Thursday, February 19, 2009

Diary of a Single Father - Day 2

Dear Diary,
After a dinner of leftover lasagna, carrot sticks, blackberries, potato salad, and laffy taffy, I was cleaning up in the kitchen. The children were making a lot of ruckus in the living quarters and so I went to investigate for fear of shenanigans. When I arrived, the miniature hooligans were putting the finishing touches on their own stronghold. With my photographing device, I was able to capture an image of my daughter crawling in through the only entrance.

They undoubtedly thought their fort impregnable. Little did they know that I considered it the Bastille and me the French citizenry - their fortress would fall. I decided to start off stern but fair and so I informed them that the immediate surrender of their holdings would result in no formal punishment. No proper response was issued, but I understood the rebuke nonetheless. My son stared at me through a pair of binoculars as if to say "Do your worst, father, you shan't move us from this place without a fight!"

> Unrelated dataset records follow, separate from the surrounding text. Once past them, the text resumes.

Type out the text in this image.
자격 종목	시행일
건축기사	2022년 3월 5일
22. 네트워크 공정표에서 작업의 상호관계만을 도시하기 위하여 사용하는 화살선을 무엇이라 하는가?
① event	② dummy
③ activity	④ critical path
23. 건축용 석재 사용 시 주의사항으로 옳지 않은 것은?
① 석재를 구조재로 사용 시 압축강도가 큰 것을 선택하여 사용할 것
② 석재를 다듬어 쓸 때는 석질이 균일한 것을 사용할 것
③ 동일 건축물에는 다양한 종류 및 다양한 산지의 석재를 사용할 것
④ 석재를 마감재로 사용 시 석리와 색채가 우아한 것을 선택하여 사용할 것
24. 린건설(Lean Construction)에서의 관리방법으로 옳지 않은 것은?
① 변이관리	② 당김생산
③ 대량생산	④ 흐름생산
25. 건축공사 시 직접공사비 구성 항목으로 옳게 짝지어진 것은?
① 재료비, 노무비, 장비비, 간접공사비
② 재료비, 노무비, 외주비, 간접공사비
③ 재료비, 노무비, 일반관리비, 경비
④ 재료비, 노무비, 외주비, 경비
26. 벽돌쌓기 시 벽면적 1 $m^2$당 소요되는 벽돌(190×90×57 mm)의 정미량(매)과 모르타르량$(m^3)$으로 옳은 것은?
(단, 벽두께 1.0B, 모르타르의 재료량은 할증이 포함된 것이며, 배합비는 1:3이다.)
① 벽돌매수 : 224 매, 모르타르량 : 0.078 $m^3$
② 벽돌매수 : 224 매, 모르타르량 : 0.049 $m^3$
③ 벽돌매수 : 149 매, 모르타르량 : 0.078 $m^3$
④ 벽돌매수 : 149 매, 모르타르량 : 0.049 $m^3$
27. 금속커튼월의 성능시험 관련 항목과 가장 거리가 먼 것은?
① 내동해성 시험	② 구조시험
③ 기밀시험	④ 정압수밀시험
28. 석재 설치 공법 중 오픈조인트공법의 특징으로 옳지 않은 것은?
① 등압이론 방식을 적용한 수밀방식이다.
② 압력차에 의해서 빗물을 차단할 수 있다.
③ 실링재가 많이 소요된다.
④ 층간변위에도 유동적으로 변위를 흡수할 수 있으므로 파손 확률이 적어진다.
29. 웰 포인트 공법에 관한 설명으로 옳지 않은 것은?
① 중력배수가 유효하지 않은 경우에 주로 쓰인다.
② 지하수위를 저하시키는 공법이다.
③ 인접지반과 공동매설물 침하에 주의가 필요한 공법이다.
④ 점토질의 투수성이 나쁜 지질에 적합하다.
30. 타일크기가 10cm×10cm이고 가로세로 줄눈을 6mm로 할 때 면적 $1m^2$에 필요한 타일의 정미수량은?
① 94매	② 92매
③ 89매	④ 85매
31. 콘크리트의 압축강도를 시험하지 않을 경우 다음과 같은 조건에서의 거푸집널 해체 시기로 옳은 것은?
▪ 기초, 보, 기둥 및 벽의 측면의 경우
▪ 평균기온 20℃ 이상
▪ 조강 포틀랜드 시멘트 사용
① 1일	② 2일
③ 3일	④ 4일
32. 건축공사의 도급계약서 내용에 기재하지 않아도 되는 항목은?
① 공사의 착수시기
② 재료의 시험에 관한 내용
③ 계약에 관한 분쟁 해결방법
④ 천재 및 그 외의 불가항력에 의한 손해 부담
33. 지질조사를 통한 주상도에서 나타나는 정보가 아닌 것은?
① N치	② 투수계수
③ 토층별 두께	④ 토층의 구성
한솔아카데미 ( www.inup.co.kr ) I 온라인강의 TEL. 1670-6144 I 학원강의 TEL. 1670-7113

I realized that I could not hope to assault the walls they had crafted and come away unscathed, and so I opted for trickery rather than force. By making it sound as joyful as flying a kite on a warm summer afternoon, I lured them out by promising that they could help me finish cleaning a urine soaked davenport cushion. The offending cushions were supposed to be drying out after being washed, but were not completing their task hastily enough for me. I put boots on my night-clothed son and my pants-less daughter and bade them walk merrily on the cushions while strategically placed toweling cloths were on hand to soak up the evacuating moisture.

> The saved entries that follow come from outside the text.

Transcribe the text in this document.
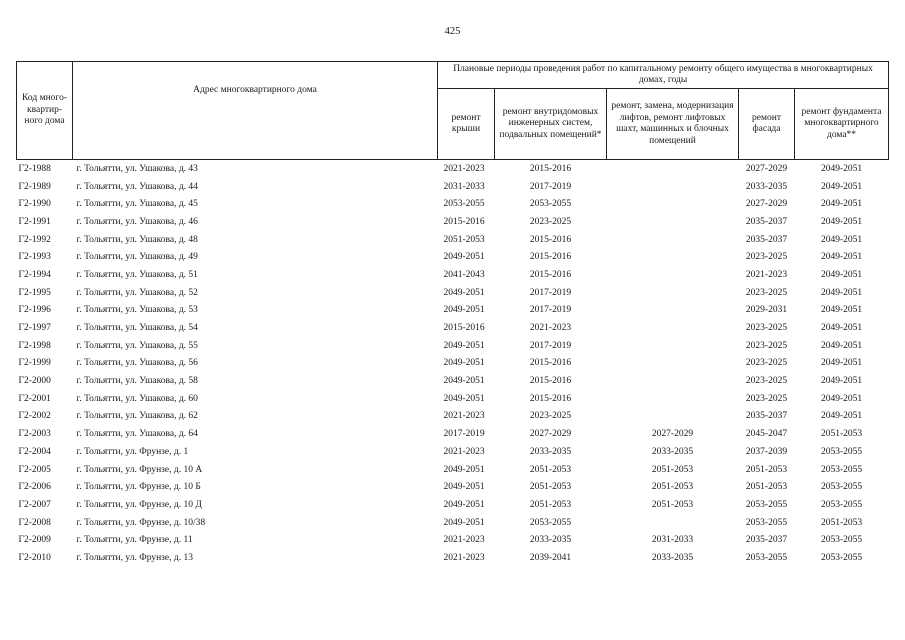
425
Код много-квартир-ного дома	Адрес многоквартирного дома	Плановые периоды проведения работ по капитальному ремонту общего имущества в многоквартирных домах, годы				
		ремонт крыши	ремонт внутридомовых инженерных систем, подвальных помещений*	ремонт, замена, модернизация лифтов, ремонт лифтовых шахт, машинных и блочных помещений	ремонт фасада	ремонт фундамента многоквартирного дома**
Г2-1988	г. Тольятти, ул. Ушакова, д. 43	2021-2023	2015-2016		2027-2029	2049-2051
Г2-1989	г. Тольятти, ул. Ушакова, д. 44	2031-2033	2017-2019		2033-2035	2049-2051
Г2-1990	г. Тольятти, ул. Ушакова, д. 45	2053-2055	2053-2055		2027-2029	2049-2051
Г2-1991	г. Тольятти, ул. Ушакова, д. 46	2015-2016	2023-2025		2035-2037	2049-2051
Г2-1992	г. Тольятти, ул. Ушакова, д. 48	2051-2053	2015-2016		2035-2037	2049-2051
Г2-1993	г. Тольятти, ул. Ушакова, д. 49	2049-2051	2015-2016		2023-2025	2049-2051
Г2-1994	г. Тольятти, ул. Ушакова, д. 51	2041-2043	2015-2016		2021-2023	2049-2051
Г2-1995	г. Тольятти, ул. Ушакова, д. 52	2049-2051	2017-2019		2023-2025	2049-2051
Г2-1996	г. Тольятти, ул. Ушакова, д. 53	2049-2051	2017-2019		2029-2031	2049-2051
Г2-1997	г. Тольятти, ул. Ушакова, д. 54	2015-2016	2021-2023		2023-2025	2049-2051
Г2-1998	г. Тольятти, ул. Ушакова, д. 55	2049-2051	2017-2019		2023-2025	2049-2051
Г2-1999	г. Тольятти, ул. Ушакова, д. 56	2049-2051	2015-2016		2023-2025	2049-2051
Г2-2000	г. Тольятти, ул. Ушакова, д. 58	2049-2051	2015-2016		2023-2025	2049-2051
Г2-2001	г. Тольятти, ул. Ушакова, д. 60	2049-2051	2015-2016		2023-2025	2049-2051
Г2-2002	г. Тольятти, ул. Ушакова, д. 62	2021-2023	2023-2025		2035-2037	2049-2051
Г2-2003	г. Тольятти, ул. Ушакова, д. 64	2017-2019	2027-2029	2027-2029	2045-2047	2051-2053
Г2-2004	г. Тольятти, ул. Фрунзе, д. 1	2021-2023	2033-2035	2033-2035	2037-2039	2053-2055
Г2-2005	г. Тольятти, ул. Фрунзе, д. 10 А	2049-2051	2051-2053	2051-2053	2051-2053	2053-2055
Г2-2006	г. Тольятти, ул. Фрунзе, д. 10 Б	2049-2051	2051-2053	2051-2053	2051-2053	2053-2055
Г2-2007	г. Тольятти, ул. Фрунзе, д. 10 Д	2049-2051	2051-2053	2051-2053	2053-2055	2053-2055
Г2-2008	г. Тольятти, ул. Фрунзе, д. 10/38	2049-2051	2053-2055		2053-2055	2051-2053
Г2-2009	г. Тольятти, ул. Фрунзе, д. 11	2021-2023	2033-2035	2031-2033	2035-2037	2053-2055
Г2-2010	г. Тольятти, ул. Фрунзе, д. 13	2021-2023	2039-2041	2033-2035	2053-2055	2053-2055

After the task was completed, I commanded the rug-rats to remove their boots and retire to their sleeping chambers. They boldly disobeyed by dancing a haughty jig for nearly a minute.

Nearing my own exhaustion, the children are finally squared away until sunrise. I will, myself, now retire for the night. My loving wife is set to return to me tomorrow. I look forward to abating my constant vigilance over my brood and once again sharing the responsibility.

Wednesday, February 18, 2009

Diary of a Single Father - Day 1

Dear Diary,
Oh what unforeseen but joyous change of fortune has befallen me!? My fearful blathering of yestereve has proven to be fully without merit! Not only were my offspring amicable, but the oldest was voluntarily helpful at times. 'Twasn't all peach cobbler though. When I arrived to receive my children back from their day-sitter, my son had a most cantankerous attitude! Thankfully, this illogical display of negativity was short-lived. After arriving home we had but mere minutes to ingest some semblance of a meal before my dear daughter was in need of being rushed to her dancing lessons. Back at home, the small one went to bed with blown kisses and promises to dream of his father. My stomach was then reminding me that the food I ate prior to the dance lesson could hardly be called a meal. I informed my oldest that I hungered for more nourishment and she responded likewise. She started with cookies, finished with cheese and crackers, and found the time in between to scold me for perching on the table. Just like her sibling, she went to bed without a hitch and left me to my own devices. Despite the surprisingly pleasant evening, my inner paranoia-laden self is screaming, "The little ones are preparing something hideous for you! Give them no quarter and show them no mercy!" I shall now retire for the night to my own bed, as cold and empty as it is.

Tuesday, February 17, 2009

Diary of a Single Father - Day 0

Dear Diary,
My wife is leaving me. She says she'll be back and I have no reason to doubt her, but... I just don't know. She's gone to this same school counseling conference the last few years and every time she's taken the kids with her (or just the one, before the other one was born) and every time she's come back. But this time feels different. Now she's going and leaving me with both children. Two of them. With me. For three days. Both kids. Right now she's asleep on the couch. Resting up for her big first day of three away from home, sans family. I'm still awake at three-quarters of an hour until midnight, fretting over what tomorrow will bring, hoping against all that is good in this world that I'll somehow prevail against the forces acting against me, the forces that I will stand against, solely, on the morrow. I fear I will have a restless slumber tonight, dreaming of small hands temporarily idle, awaiting to be used as the devil's tools. I, as the angel of their existence, must not cower before them. I shall keep my head high and my spirits aloft. I tell myself these things, Diary, but do I believe them? When the hour arrives for me to show proof of such strength, will said spirits be there when I need them? Will my constitution hold or will I be shivering in the corner, harboring my soul from the terrors that await it. This, dearest Dairy, is the question that I'll be faced with sooner than I would care to imagine.